4.0
いるはずのない彼ら
この作者の「幽霊塔」という漫画は、それはもう、夢中で読んだのだが、本作にはどうにも入り込めなかった。
安定してクオリティは高いし、サイコキラーとの心理戦は実にスリリングで、漫画としての見せ方も抜群に上手いと思う。
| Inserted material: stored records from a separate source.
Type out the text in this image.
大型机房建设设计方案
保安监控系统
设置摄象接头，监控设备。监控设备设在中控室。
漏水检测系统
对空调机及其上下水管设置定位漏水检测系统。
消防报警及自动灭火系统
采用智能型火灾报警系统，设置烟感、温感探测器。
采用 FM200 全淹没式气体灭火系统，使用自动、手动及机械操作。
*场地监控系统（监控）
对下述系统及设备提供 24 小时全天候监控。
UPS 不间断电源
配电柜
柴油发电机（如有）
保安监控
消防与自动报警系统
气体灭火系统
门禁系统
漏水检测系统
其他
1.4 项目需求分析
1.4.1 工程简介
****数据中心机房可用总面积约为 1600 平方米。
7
しかし、申し訳ないが、根本の設定に、どうしても冷めてしまった自分がいる。
「連続殺_人犯から情報を聞き出すために獄中結婚する児童相談所の職員」。
そんな奴、いるわけねえのである。
そしてそのサイコキラーは、女性だ。
ちなみに「殺_人ピエロ」と呼ばれた連続殺_人犯は、アメリカに実在した。
ジョン・ウェイン・ゲイシーは、普段はパーティーなんかでピエロの格好をして子どもを楽しませていた地元の名士だったが、三十人以上の少年たちを殺めたサイコ野郎だった。
もちろん、男性である。
ピエロに扮して次々と男を葬る女性のサイコキラー。
これまた、いるわけねえのである。
これがファンタジーの世界ならいい。
不気味で可愛らしい女性のサイコキラーがいても、魅力的で破天荒な主人公がそのサイコキラーと結婚しても、構わない。
しかし、本作はあくまで「現実枠」内の物語である。
そういう種類の漫画において、「いるわけねえ」主人公(しかも二人)というのは、私にとっては致命的であり、そこにどっぷり浸かって夢中になれるほど、私に読者としてのキャパはなかった。